Energy required for the round trip = Energy usage per day (10,000,000 joules) * Number of days (365 days/year * 2 years) * Number of astronauts (10)
Energy required for the round trip = 10,000,000 joules/day * 365 days/year * 2 years * 10 astronauts
= 7.3 x 10^12 joules
Energy produced per kilogram of carbohydrates and proteins = 17,300,000 joules/kg
Mass of food required = Energy required for the round trip / Energy produced per kilogram of carbohydrates and proteins
Mass of food required = 7.3 x 10^12 joules / 17,300,000 joules/kg
≈ 421,686 kg
Therefore, approximately 421,686 kg of food is needed for the astronauts.
(c) To find the kilograms of oxygen required for the trip, we need to calculate the amount of oxygen required to metabolize the food.
Mass of food in kilocalories = Energy required for the round trip / 4,184.5 joules/calorie
Mass of food in kilocalories = 7.3 x 10^12 joules / 4,184.5 joules/kcal
≈ 1.745 x 10^9 kcal
Mass of oxygen required = Mass of food in kilocalories * 0.000248 kg of oxygen/kcal
Mass of oxygen required = 1.745 x 10^9 kcal * 0.000248 kg of oxygen/kcal
≈ 432,760 kg of oxygen
Therefore, approximately 432,760 kg of oxygen is required for the trip.
(d) To calculate the cost of sending the astronauts, their food, and oxygen to Mars, we need to multiply the total mass by the cost per kilogram.
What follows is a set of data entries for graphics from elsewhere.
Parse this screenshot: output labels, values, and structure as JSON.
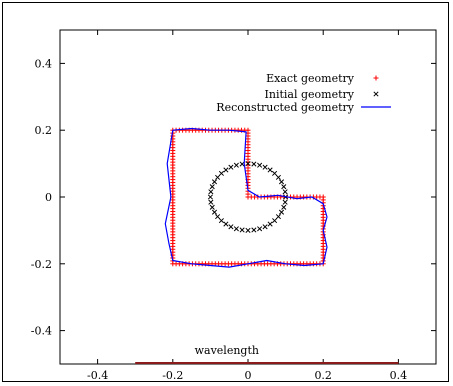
{
  "chart_data": {
    "type": "scatter",
    "title": "",
    "xlabel": "",
    "ylabel": "",
    "xlim": [
      -0.5,
      0.5
    ],
    "ylim": [
      -0.5,
      0.5
    ],
    "xticks": [
      -0.4,
      -0.2,
      0,
      0.2,
      0.4
    ],
    "yticks": [
      -0.4,
      -0.2,
      0,
      0.2,
      0.4
    ],
    "xtick_labels": [
      "-0.4",
      "-0.2",
      "0",
      "0.2",
      "0.4"
    ],
    "ytick_labels": [
      "-0.4",
      "-0.2",
      "0",
      "0.2",
      "0.4"
    ],
    "grid": false,
    "legend_position": "top-right",
    "series": [
      {
        "name": "Exact geometry",
        "type": "scatter",
        "marker": "plus",
        "color": "#ff0000",
        "path": [
          [
            -0.2,
            0.2
          ],
          [
            0.0,
            0.2
          ],
          [
            0.0,
            0.0
          ],
          [
            0.2,
            0.0
          ],
          [
            0.2,
            -0.2
          ],
          [
            -0.2,
            -0.2
          ],
          [
            -0.2,
            0.2
          ]
        ],
        "points_per_unit": 115
      },
      {
        "name": "Initial geometry",
        "type": "scatter",
        "marker": "x",
        "color": "#000000",
        "center": [
          0.0,
          0.0
        ],
        "radius": 0.1,
        "count": 40
      },
      {
        "name": "Reconstructed geometry",
        "type": "line",
        "color": "#0000ff",
        "x": [
          -0.2,
          -0.15,
          -0.1,
          -0.05,
          -0.005,
          -0.01,
          0.0,
          0.03,
          0.08,
          0.13,
          0.17,
          0.2,
          0.21,
          0.2,
          0.21,
          0.2,
          0.15,
          0.1,
          0.05,
          0.0,
          -0.05,
          -0.1,
          -0.15,
          -0.2,
          -0.21,
          -0.22,
          -0.205,
          -0.215,
          -0.2
        ],
        "y": [
          0.2,
          0.205,
          0.2,
          0.2,
          0.195,
          0.1,
          0.02,
          0.0,
          0.005,
          -0.005,
          0.0,
          -0.02,
          -0.06,
          -0.1,
          -0.15,
          -0.2,
          -0.205,
          -0.2,
          -0.19,
          -0.2,
          -0.21,
          -0.205,
          -0.2,
          -0.19,
          -0.14,
          -0.08,
          0.0,
          0.1,
          0.2
        ]
      }
    ],
    "annotation": {
      "text": "wavelength",
      "x": [
        -0.3,
        0.4
      ],
      "y": -0.5,
      "color": "#8b1a1a"
    }
  }
}
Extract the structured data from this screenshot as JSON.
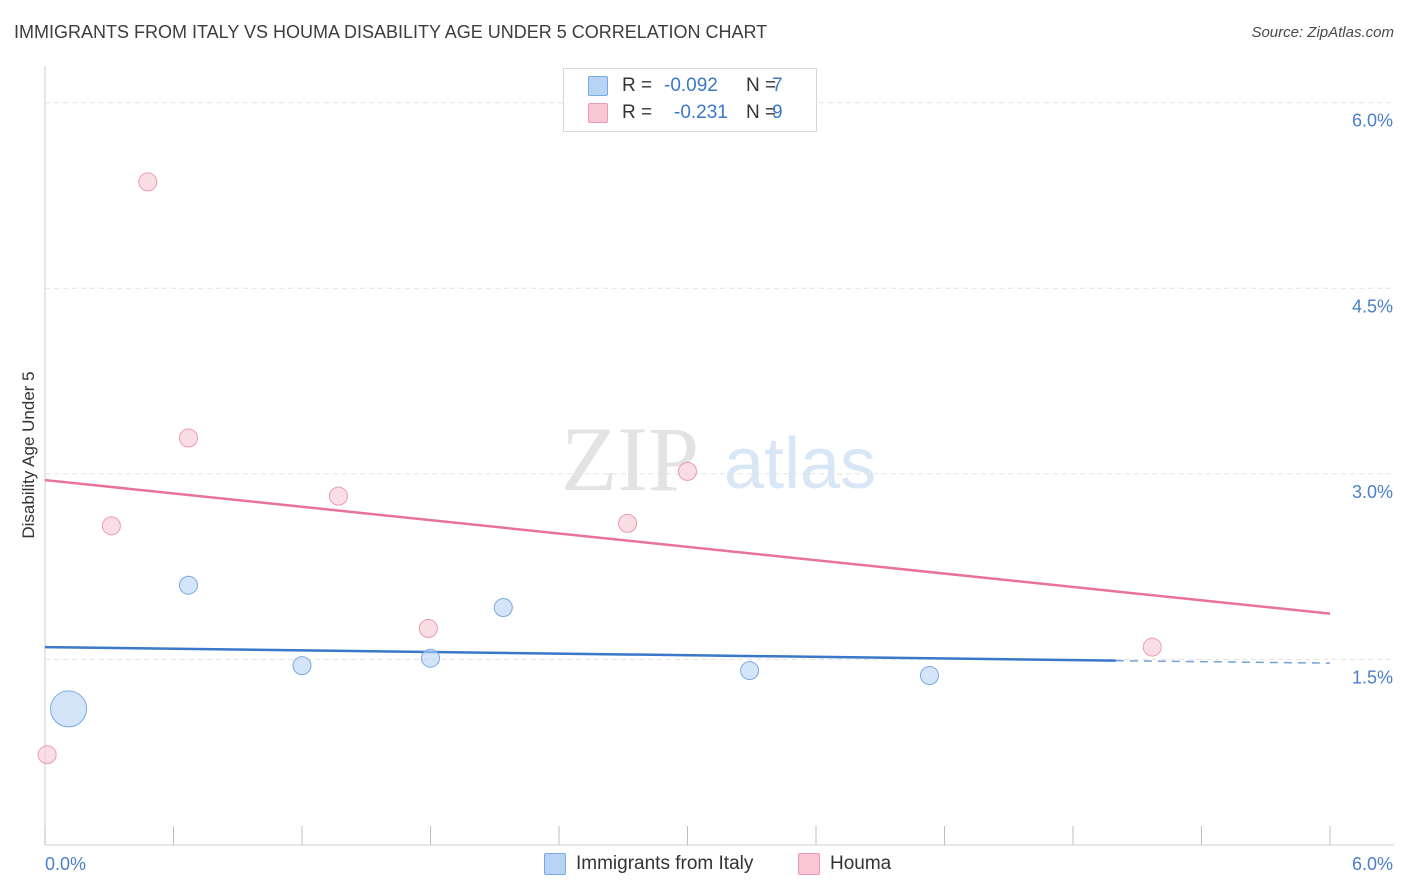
{
  "title": "IMMIGRANTS FROM ITALY VS HOUMA DISABILITY AGE UNDER 5 CORRELATION CHART",
  "source": "Source: ZipAtlas.com",
  "watermark": {
    "zip": "ZIP",
    "atlas": "atlas"
  },
  "legend": {
    "series1": {
      "r_label": "R =",
      "r_value": "-0.092",
      "n_label": "N =",
      "n_value": "7"
    },
    "series2": {
      "r_label": "R =",
      "r_value": "-0.231",
      "n_label": "N =",
      "n_value": "9"
    }
  },
  "colors": {
    "italy_fill": "#b8d4f5",
    "italy_stroke": "#7aa8e0",
    "italy_line": "#3a78c9",
    "houma_fill": "#f9c6d4",
    "houma_stroke": "#eb9bb1",
    "houma_line": "#e8729a",
    "grid": "#e2e2e2",
    "tick_text": "#4a7fc9"
  },
  "chart_data": {
    "type": "scatter",
    "title": "IMMIGRANTS FROM ITALY VS HOUMA DISABILITY AGE UNDER 5 CORRELATION CHART",
    "xlabel": "",
    "ylabel": "Disability Age Under 5",
    "xlim": [
      0,
      6.0
    ],
    "ylim": [
      0,
      6.2
    ],
    "x_tick_labels": [
      "0.0%",
      "6.0%"
    ],
    "y_ticks": [
      1.5,
      3.0,
      4.5,
      6.0
    ],
    "y_tick_labels": [
      "1.5%",
      "3.0%",
      "4.5%",
      "6.0%"
    ],
    "series": [
      {
        "name": "Immigrants from Italy",
        "points": [
          {
            "x": 0.11,
            "y": 1.1,
            "size": "large"
          },
          {
            "x": 0.67,
            "y": 2.1
          },
          {
            "x": 1.2,
            "y": 1.45
          },
          {
            "x": 1.8,
            "y": 1.51
          },
          {
            "x": 2.14,
            "y": 1.92
          },
          {
            "x": 3.29,
            "y": 1.41
          },
          {
            "x": 4.13,
            "y": 1.37
          }
        ],
        "trend": {
          "x_start": 0.0,
          "y_start": 1.6,
          "x_solid_end": 5.0,
          "y_solid_end": 1.49,
          "x_end": 6.0,
          "y_end": 1.47
        }
      },
      {
        "name": "Houma",
        "points": [
          {
            "x": 0.01,
            "y": 0.73
          },
          {
            "x": 0.31,
            "y": 2.58
          },
          {
            "x": 0.48,
            "y": 5.36
          },
          {
            "x": 0.67,
            "y": 3.29
          },
          {
            "x": 1.37,
            "y": 2.82
          },
          {
            "x": 1.79,
            "y": 1.75
          },
          {
            "x": 2.72,
            "y": 2.6
          },
          {
            "x": 3.0,
            "y": 3.02
          },
          {
            "x": 5.17,
            "y": 1.6
          }
        ],
        "trend": {
          "x_start": 0.0,
          "y_start": 2.95,
          "x_end": 6.0,
          "y_end": 1.87
        }
      }
    ]
  }
}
Cost to send 1 kg to Mars = $10,000,000
Total cost = (Mass of astronauts + Mass of food + Mass of oxygen) * Cost to send 1 kg to Mars
Total cost = (10 astronauts * 70.0 kg/astronaut + 421,686 kg + 432,760 kg) * $10,000,000
Total cost ≈ $88,247,460,000,000
Therefore, it will cost approximately $88,247,460,000,000 to send the astronauts, their food, and oxygen to Mars.
(e) To calculate the mechanical work done by the 10 astronauts over the 2-year period, we need to multiply the average power usage by the time.
Mechanical work = Power (watts) * Time (seconds)
Power = 115.74 watts (average power usage of each astronaut)
Time = 2 years * 365 days/year * 24 hours/day * 60 minutes/hour * 60 seconds/minute
Mechanical work = 115.74 watts * (2 * 365 * 24 * 60 * 60 seconds)
Mechanical work ≈ 7.30 x 10^12 joules
Therefore, the 10 astronauts will do approximately 7.30 x 10^12 joules of mechanical work over the 2-year period.